In Forms of Energy #8, Marialuisia Palumbo, looks at the Terlizzi project by the Pica Ciamarra office an example of attempted urban redevelopment which she writes “is certainly a positive point for the Puglia region, which has become the most significant political laboratory in Italy in recent years researching an alternative to the oil-based culture“. The project is an attempt to weave together residential, post-industrial, business spaces and solar energy production into a new urban district.
Also, published recently was a great Op-Ed by Brian Kuan Wood, entitled Gated Communities, it explores the idea of autonomous communities. From new “contract cities” managed and serviced by multinational corporation like CH2M HILL, to modern day Tory dreams of a Big Society. Or the indigenous Croa community in Brazil’s remote state of Acre.
Brendan McGetrick travels to Songjiang to visit The Giant Interactive Group Campus by Morphosis. I was surprised to read this passage, give the size and scale, even contemporary nature of the work; “These thoughtful “third places” comprise one of the campus’s defining features and suggest the existence of a soft, compassionate core beneath the headquarters’ hard exterior.”
Alona Martinez Perez interviews Lord Rogers in A Design Community. Lord Rogers, at one point notes that he has always opposed “the concept that planning is different to architecture. They’re the same, just different surfaces: one horizontal and one vertical.”

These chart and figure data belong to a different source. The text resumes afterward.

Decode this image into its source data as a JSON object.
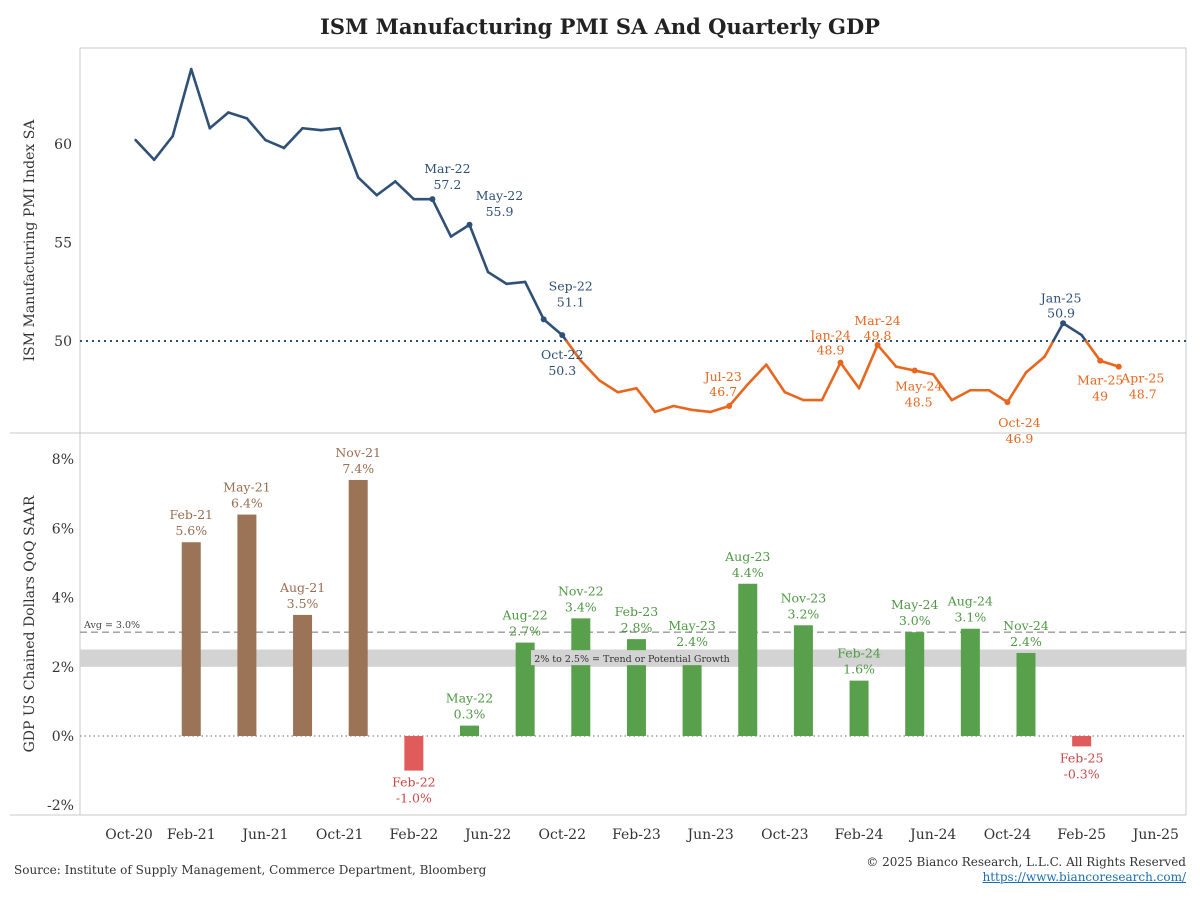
{
  "title": "ISM Manufacturing PMI SA And Quarterly GDP",
  "footer": {
    "source": "Source: Institute of Supply Management, Commerce Department, Bloomberg",
    "copyright": "© 2025 Bianco Research, L.L.C. All Rights Reserved",
    "url": "https://www.biancoresearch.com/"
  },
  "colors": {
    "pmi_above": "#2f5077",
    "pmi_below": "#e8671f",
    "gdp_early": "#9b7458",
    "gdp_late": "#58a04c",
    "gdp_negative": "#e05c5c",
    "reference_line": "#2f5077",
    "band": "#d3d3d3"
  },
  "chart_data": [
    {
      "type": "line",
      "ylabel": "ISM Manufacturing PMI Index SA",
      "ylim": [
        45,
        64.5
      ],
      "yticks": [
        50,
        55,
        60
      ],
      "reference_line": 50,
      "x": [
        "2020-11",
        "2020-12",
        "2021-01",
        "2021-02",
        "2021-03",
        "2021-04",
        "2021-05",
        "2021-06",
        "2021-07",
        "2021-08",
        "2021-09",
        "2021-10",
        "2021-11",
        "2021-12",
        "2022-01",
        "2022-02",
        "2022-03",
        "2022-04",
        "2022-05",
        "2022-06",
        "2022-07",
        "2022-08",
        "2022-09",
        "2022-10",
        "2022-11",
        "2022-12",
        "2023-01",
        "2023-02",
        "2023-03",
        "2023-04",
        "2023-05",
        "2023-06",
        "2023-07",
        "2023-08",
        "2023-09",
        "2023-10",
        "2023-11",
        "2023-12",
        "2024-01",
        "2024-02",
        "2024-03",
        "2024-04",
        "2024-05",
        "2024-06",
        "2024-07",
        "2024-08",
        "2024-09",
        "2024-10",
        "2024-11",
        "2024-12",
        "2025-01",
        "2025-02",
        "2025-03",
        "2025-04"
      ],
      "values": [
        60.2,
        59.2,
        60.4,
        63.8,
        60.8,
        61.6,
        61.3,
        60.2,
        59.8,
        60.8,
        60.7,
        60.8,
        58.3,
        57.4,
        58.1,
        57.2,
        57.2,
        55.3,
        55.9,
        53.5,
        52.9,
        53.0,
        51.1,
        50.3,
        49.0,
        48.0,
        47.4,
        47.6,
        46.4,
        46.7,
        46.5,
        46.4,
        46.7,
        47.8,
        48.8,
        47.4,
        47.0,
        47.0,
        48.9,
        47.6,
        49.8,
        48.7,
        48.5,
        48.3,
        47.0,
        47.5,
        47.5,
        46.9,
        48.4,
        49.2,
        50.9,
        50.3,
        49.0,
        48.7
      ],
      "annotations": [
        {
          "x": "2022-03",
          "month": "Mar-22",
          "value": "57.2"
        },
        {
          "x": "2022-05",
          "month": "May-22",
          "value": "55.9"
        },
        {
          "x": "2022-09",
          "month": "Sep-22",
          "value": "51.1"
        },
        {
          "x": "2022-10",
          "month": "Oct-22",
          "value": "50.3"
        },
        {
          "x": "2023-07",
          "month": "Jul-23",
          "value": "46.7"
        },
        {
          "x": "2024-01",
          "month": "Jan-24",
          "value": "48.9"
        },
        {
          "x": "2024-03",
          "month": "Mar-24",
          "value": "49.8"
        },
        {
          "x": "2024-05",
          "month": "May-24",
          "value": "48.5"
        },
        {
          "x": "2024-10",
          "month": "Oct-24",
          "value": "46.9"
        },
        {
          "x": "2025-01",
          "month": "Jan-25",
          "value": "50.9"
        },
        {
          "x": "2025-03",
          "month": "Mar-25",
          "value": "49"
        },
        {
          "x": "2025-04",
          "month": "Apr-25",
          "value": "48.7"
        }
      ]
    },
    {
      "type": "bar",
      "ylabel": "GDP US Chained Dollars QoQ SAAR",
      "ylim": [
        -2.2,
        8.7
      ],
      "yticks": [
        "-2%",
        "0%",
        "2%",
        "4%",
        "6%",
        "8%"
      ],
      "ytick_values": [
        -2,
        0,
        2,
        4,
        6,
        8
      ],
      "average": {
        "value": 3.0,
        "label": "Avg = 3.0%"
      },
      "band": {
        "from": 2.0,
        "to": 2.5,
        "label": "2% to 2.5% = Trend or Potential Growth"
      },
      "bars": [
        {
          "x": "2021-02",
          "month": "Feb-21",
          "value": 5.6,
          "label": "5.6%"
        },
        {
          "x": "2021-05",
          "month": "May-21",
          "value": 6.4,
          "label": "6.4%"
        },
        {
          "x": "2021-08",
          "month": "Aug-21",
          "value": 3.5,
          "label": "3.5%"
        },
        {
          "x": "2021-11",
          "month": "Nov-21",
          "value": 7.4,
          "label": "7.4%"
        },
        {
          "x": "2022-02",
          "month": "Feb-22",
          "value": -1.0,
          "label": "-1.0%"
        },
        {
          "x": "2022-05",
          "month": "May-22",
          "value": 0.3,
          "label": "0.3%"
        },
        {
          "x": "2022-08",
          "month": "Aug-22",
          "value": 2.7,
          "label": "2.7%"
        },
        {
          "x": "2022-11",
          "month": "Nov-22",
          "value": 3.4,
          "label": "3.4%"
        },
        {
          "x": "2023-02",
          "month": "Feb-23",
          "value": 2.8,
          "label": "2.8%"
        },
        {
          "x": "2023-05",
          "month": "May-23",
          "value": 2.4,
          "label": "2.4%"
        },
        {
          "x": "2023-08",
          "month": "Aug-23",
          "value": 4.4,
          "label": "4.4%"
        },
        {
          "x": "2023-11",
          "month": "Nov-23",
          "value": 3.2,
          "label": "3.2%"
        },
        {
          "x": "2024-02",
          "month": "Feb-24",
          "value": 1.6,
          "label": "1.6%"
        },
        {
          "x": "2024-05",
          "month": "May-24",
          "value": 3.0,
          "label": "3.0%"
        },
        {
          "x": "2024-08",
          "month": "Aug-24",
          "value": 3.1,
          "label": "3.1%"
        },
        {
          "x": "2024-11",
          "month": "Nov-24",
          "value": 2.4,
          "label": "2.4%"
        },
        {
          "x": "2025-02",
          "month": "Feb-25",
          "value": -0.3,
          "label": "-0.3%"
        }
      ]
    }
  ],
  "x_axis": {
    "ticks": [
      {
        "x": "2020-10",
        "label": "Oct-20"
      },
      {
        "x": "2021-02",
        "label": "Feb-21"
      },
      {
        "x": "2021-06",
        "label": "Jun-21"
      },
      {
        "x": "2021-10",
        "label": "Oct-21"
      },
      {
        "x": "2022-02",
        "label": "Feb-22"
      },
      {
        "x": "2022-06",
        "label": "Jun-22"
      },
      {
        "x": "2022-10",
        "label": "Oct-22"
      },
      {
        "x": "2023-02",
        "label": "Feb-23"
      },
      {
        "x": "2023-06",
        "label": "Jun-23"
      },
      {
        "x": "2023-10",
        "label": "Oct-23"
      },
      {
        "x": "2024-02",
        "label": "Feb-24"
      },
      {
        "x": "2024-06",
        "label": "Jun-24"
      },
      {
        "x": "2024-10",
        "label": "Oct-24"
      },
      {
        "x": "2025-02",
        "label": "Feb-25"
      },
      {
        "x": "2025-06",
        "label": "Jun-25"
      }
    ]
  }
}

Laura Bossi reports in from Bamako, Mali with Diébédo Francis Kéré., in Francis Kéré. See Africa. As noted in earlier posts on Francis one of the most interesting aspects of his projects is the effort he puts into incorporating the community. Even as far as teaching them design-build skills and using them as workers. Yet, Laura seems to indicate that this involvement stems as much from economic necessity as social agenda “the scope of work always faces rock bottom economic resources and humble materials. His creative practice is accompanied by a busy teaching schedule. In order to build his schools, he trains masons who are often people he grew up with, digging and cutting the laterite – layers of clay found in nature, even in the vicinity of his construction sites – in order to transform this material with zero kilometer impacts and costs.”

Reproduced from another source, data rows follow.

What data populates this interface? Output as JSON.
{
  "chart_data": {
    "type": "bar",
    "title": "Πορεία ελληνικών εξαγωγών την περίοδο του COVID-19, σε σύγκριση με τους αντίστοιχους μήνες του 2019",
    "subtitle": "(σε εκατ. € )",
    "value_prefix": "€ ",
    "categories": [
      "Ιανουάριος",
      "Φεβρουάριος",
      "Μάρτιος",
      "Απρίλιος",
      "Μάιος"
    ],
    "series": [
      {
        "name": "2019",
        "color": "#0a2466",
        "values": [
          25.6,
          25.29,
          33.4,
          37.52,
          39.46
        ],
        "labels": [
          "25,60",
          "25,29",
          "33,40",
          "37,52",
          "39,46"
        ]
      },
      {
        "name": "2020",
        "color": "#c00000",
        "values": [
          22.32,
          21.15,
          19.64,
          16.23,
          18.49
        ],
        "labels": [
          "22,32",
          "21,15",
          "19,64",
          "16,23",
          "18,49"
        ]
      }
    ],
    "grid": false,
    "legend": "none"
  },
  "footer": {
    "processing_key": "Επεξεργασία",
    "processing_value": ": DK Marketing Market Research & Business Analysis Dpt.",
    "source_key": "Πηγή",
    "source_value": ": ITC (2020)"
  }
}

Two houses by João Vilanova Artigas, explores the houses for Olga Baeta and Rubens de Mendonça which belong to the second phase of the work of João Vilanova Artigas the most important modernist architect of São Paulo. Lauro Cavalcanti concludes, that ‘The Baeta and Mendonça houses demonstrate how the pursuit of spontaneity brought Artigas to the conclusion that buildings must “renounce their immediate function, in favour of expressing that which is richest and most extraordinary about humankind, that is to say, the poetic vision of space”.’